I would ask readers to go over the last line of that extract. That is how I felt then and still feel. Let’s move on as we reflect on 2017. It was a bad year for governance and workers’ elevation. The words of the Finance Minister still ring in my ear. He said that the 2018 budget did not have “fiscal space” (his words) to pay public servants a bonus. Some things are lost as a country gets older. When I was just a little boy I can remember workers talking about the expectant bonus once the Christmas season came. It seems that such an age is long gone.
But even if there wasn’t fiscal space to pay a bonus to state employees, how come the government had fiscal space to finance a number of huge billboards of the 2018 budget with the face of a smiling Minister of Finance extolling the accomplishments of his past budgets and the promises of his new one?
freddie-kissoon-300x273But the word “bonus” still occupied big space in 2017. The bonus man showed up in a totally different environment, dressed up in different garb, wearing a special bowtie, but his birth was opaque. What was considered an ace in a high stakes card game turned out to be a peel-neck chicken that couldn’t lay Creole eggs.
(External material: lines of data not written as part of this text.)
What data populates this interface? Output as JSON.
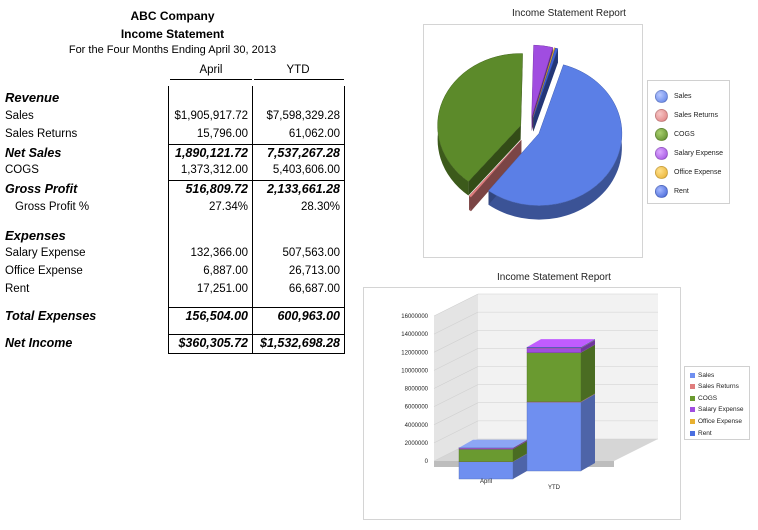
{
  "statement": {
    "company": "ABC Company",
    "title": "Income Statement",
    "period": "For the Four Months Ending April 30, 2013",
    "columns": {
      "april": "April",
      "ytd": "YTD"
    },
    "revenue_header": "Revenue",
    "sales": {
      "label": "Sales",
      "april": "$1,905,917.72",
      "ytd": "$7,598,329.28"
    },
    "sales_returns": {
      "label": "Sales Returns",
      "april": "15,796.00",
      "ytd": "61,062.00"
    },
    "net_sales": {
      "label": "Net Sales",
      "april": "1,890,121.72",
      "ytd": "7,537,267.28"
    },
    "cogs": {
      "label": "COGS",
      "april": "1,373,312.00",
      "ytd": "5,403,606.00"
    },
    "gross_profit": {
      "label": "Gross Profit",
      "april": "516,809.72",
      "ytd": "2,133,661.28"
    },
    "gross_profit_pct": {
      "label": "Gross Profit %",
      "april": "27.34%",
      "ytd": "28.30%"
    },
    "expenses_header": "Expenses",
    "salary_expense": {
      "label": "Salary Expense",
      "april": "132,366.00",
      "ytd": "507,563.00"
    },
    "office_expense": {
      "label": "Office Expense",
      "april": "6,887.00",
      "ytd": "26,713.00"
    },
    "rent": {
      "label": "Rent",
      "april": "17,251.00",
      "ytd": "66,687.00"
    },
    "total_expenses": {
      "label": "Total Expenses",
      "april": "156,504.00",
      "ytd": "600,963.00"
    },
    "net_income": {
      "label": "Net Income",
      "april": "$360,305.72",
      "ytd": "$1,532,698.28"
    }
  },
  "chart_data": [
    {
      "type": "pie",
      "title": "Income Statement Report",
      "legend_position": "right",
      "categories": [
        "Sales",
        "Sales Returns",
        "COGS",
        "Salary Expense",
        "Office Expense",
        "Rent"
      ],
      "values": [
        7598329.28,
        61062.0,
        5403606.0,
        507563.0,
        26713.0,
        66687.0
      ],
      "colors": [
        "#5b7fe6",
        "#e07d7d",
        "#5c8a2a",
        "#a04de0",
        "#e8b030",
        "#3f62d6"
      ]
    },
    {
      "type": "bar",
      "stacked": true,
      "title": "Income Statement Report",
      "legend_position": "right",
      "categories": [
        "April",
        "YTD"
      ],
      "series": [
        {
          "name": "Sales",
          "values": [
            1905917.72,
            7598329.28
          ]
        },
        {
          "name": "Sales Returns",
          "values": [
            15796.0,
            61062.0
          ]
        },
        {
          "name": "COGS",
          "values": [
            1373312.0,
            5403606.0
          ]
        },
        {
          "name": "Salary Expense",
          "values": [
            132366.0,
            507563.0
          ]
        },
        {
          "name": "Office Expense",
          "values": [
            6887.0,
            26713.0
          ]
        },
        {
          "name": "Rent",
          "values": [
            17251.0,
            66687.0
          ]
        }
      ],
      "colors": [
        "#6f8ff0",
        "#e07d7d",
        "#6a9a30",
        "#a04de0",
        "#e8b030",
        "#4a6ee0"
      ],
      "ylim": [
        0,
        16000000
      ],
      "yticks": [
        "16000000",
        "14000000",
        "12000000",
        "10000000",
        "8000000",
        "6000000",
        "4000000",
        "2000000",
        "0"
      ]
    }
  ]
}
The bonus was the chicken feed of US$18 million that Exxon paid to the Government. The revelation of that chicken feed dust drove another nail in the coffin of the credibility of the APNU+AFC regime. If anything happened in 2017 that showed the leaders of this country are foolish people who are not prepared to learn about the intricate, labyrinthine networks of politics in the age of digital technology, it was the bonus secrecy.
The APNU+AFC boys and girls are really silly game-players. They had fifteen years to learn from the Jagdeo/Ramotar era, that we are living in a world where governmental capacity to hide surreptitious behaviour, stolen money and secret documents, are no longer what it used to be ages ago. They hid the bonus man in the closet since the middle of 2016. Then it came to light. Why deny it? But deny it they did, thus denting their credibility.
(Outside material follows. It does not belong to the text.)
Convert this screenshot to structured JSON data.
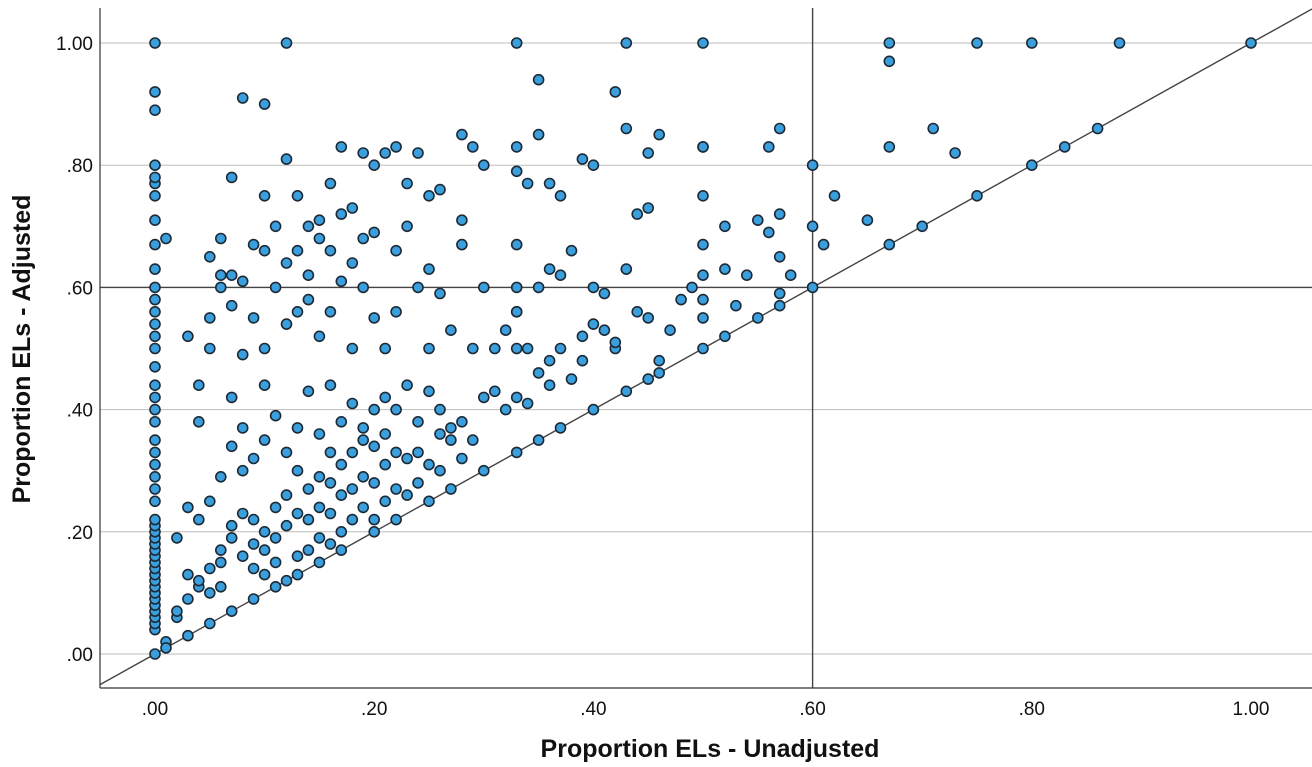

It certainly wasn’t a good year for President Granger. I think 2017 revealed the slowly opening door that is displaying his political immaturity, leadership limitations and strategic stagnancy. He cannot be exonerated from the bonus cover-up. It was the business of the country and its people had a right to know.
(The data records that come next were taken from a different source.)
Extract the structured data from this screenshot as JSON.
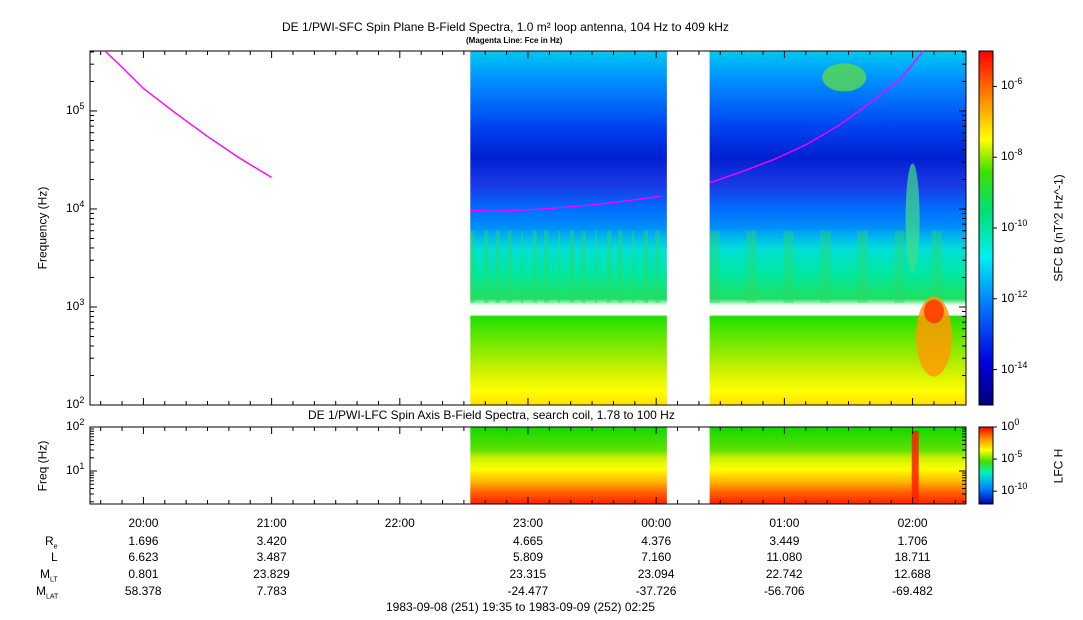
{
  "chart_data": [
    {
      "type": "heatmap",
      "title": "DE 1/PWI-SFC  Spin Plane B-Field Spectra, 1.0 m² loop antenna, 104 Hz to 409 kHz",
      "subtitle": "(Magenta Line: Fce in Hz)",
      "ylabel": "Frequency (Hz)",
      "yscale": "log",
      "ylim": [
        100,
        409000
      ],
      "y_ticks": [
        "10^2",
        "10^3",
        "10^4",
        "10^5"
      ],
      "colorbar_label": "SFC B (nT^2 Hz^-1)",
      "colorbar_scale": "log",
      "colorbar_range": [
        1e-15,
        1e-05
      ],
      "colorbar_ticks": [
        "10^-6",
        "10^-8",
        "10^-10",
        "10^-12",
        "10^-14"
      ],
      "data_gaps": [
        [
          "19:35",
          "22:33"
        ],
        [
          "00:05",
          "00:25"
        ]
      ],
      "line": {
        "name": "Fce",
        "color": "#ff00ff",
        "segments": [
          [
            [
              "19:42",
              409000
            ],
            [
              "19:50",
              280000
            ],
            [
              "20:00",
              170000
            ],
            [
              "20:15",
              95000
            ],
            [
              "20:30",
              55000
            ],
            [
              "20:45",
              33000
            ],
            [
              "21:00",
              21000
            ]
          ],
          [
            [
              "22:33",
              9700
            ],
            [
              "22:45",
              9500
            ],
            [
              "23:00",
              9800
            ],
            [
              "23:15",
              10300
            ],
            [
              "23:30",
              11000
            ],
            [
              "23:45",
              12000
            ],
            [
              "00:02",
              13500
            ]
          ],
          [
            [
              "00:25",
              18500
            ],
            [
              "00:40",
              24000
            ],
            [
              "00:55",
              32000
            ],
            [
              "01:10",
              45000
            ],
            [
              "01:25",
              70000
            ],
            [
              "01:40",
              120000
            ],
            [
              "01:55",
              220000
            ],
            [
              "02:05",
              409000
            ]
          ]
        ]
      }
    },
    {
      "type": "heatmap",
      "title": "DE 1/PWI-LFC  Spin Axis B-Field Spectra, search coil, 1.78 to 100 Hz",
      "ylabel": "Freq (Hz)",
      "yscale": "log",
      "ylim": [
        1.78,
        100
      ],
      "y_ticks": [
        "10^1",
        "10^2"
      ],
      "colorbar_label": "LFC H",
      "colorbar_scale": "log",
      "colorbar_range": [
        1e-12,
        1
      ],
      "colorbar_ticks": [
        "10^0",
        "10^-5",
        "10^-10"
      ],
      "data_gaps": [
        [
          "19:35",
          "22:33"
        ],
        [
          "00:05",
          "00:25"
        ]
      ]
    }
  ],
  "x_axis": {
    "range": [
      "19:35",
      "02:25"
    ],
    "tick_labels": [
      "20:00",
      "21:00",
      "22:00",
      "23:00",
      "00:00",
      "01:00",
      "02:00"
    ]
  },
  "ephemeris": [
    {
      "label": "R",
      "sub": "e",
      "values": [
        "1.696",
        "3.420",
        "",
        "4.665",
        "4.376",
        "3.449",
        "1.706"
      ]
    },
    {
      "label": "L",
      "sub": "",
      "values": [
        "6.623",
        "3.487",
        "",
        "5.809",
        "7.160",
        "11.080",
        "18.711"
      ]
    },
    {
      "label": "M",
      "sub": "LT",
      "values": [
        "0.801",
        "23.829",
        "",
        "23.315",
        "23.094",
        "22.742",
        "12.688"
      ]
    },
    {
      "label": "M",
      "sub": "LAT",
      "values": [
        "58.378",
        "7.783",
        "",
        "-24.477",
        "-37.726",
        "-56.706",
        "-69.482"
      ]
    }
  ],
  "date_range": "1983-09-08 (251) 19:35 to 1983-09-09 (252) 02:25",
  "colors": {
    "fce_line": "#ff00ff",
    "axis": "#000000"
  }
}
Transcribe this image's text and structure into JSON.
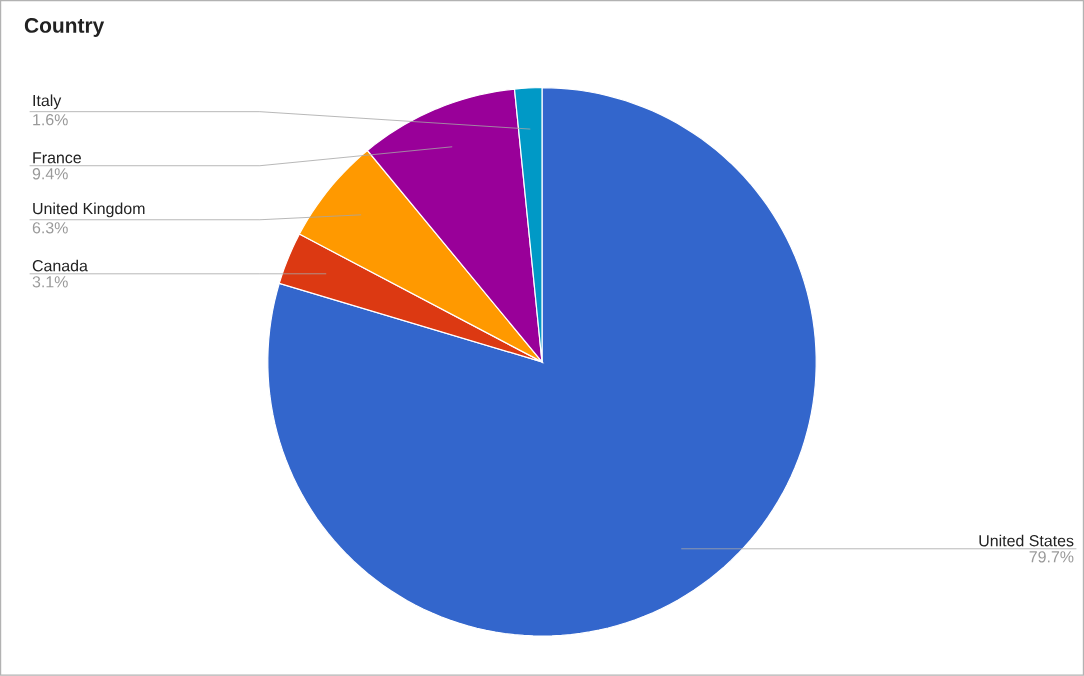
{
  "chart_data": {
    "type": "pie",
    "title": "Country",
    "categories": [
      "United States",
      "Canada",
      "United Kingdom",
      "France",
      "Italy"
    ],
    "values": [
      79.7,
      3.1,
      6.3,
      9.4,
      1.6
    ],
    "colors": [
      "#3366cc",
      "#dc3912",
      "#ff9900",
      "#990099",
      "#0099c6"
    ],
    "value_labels": [
      "79.7%",
      "3.1%",
      "6.3%",
      "9.4%",
      "1.6%"
    ]
  }
}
But there is a madness to the bonus man that simply boggles the mind. Granger and Nagamootoo won an election no doubt convincing the electorate that the incumbent PPP had run the affairs of the nation in eerie secrecy. How then can you repeat the identical venality that caused the PPP to lose support and credibility?
I end by saying that I think the mistakes of 2017 have caused many to wonder what the 2020 election results will be like.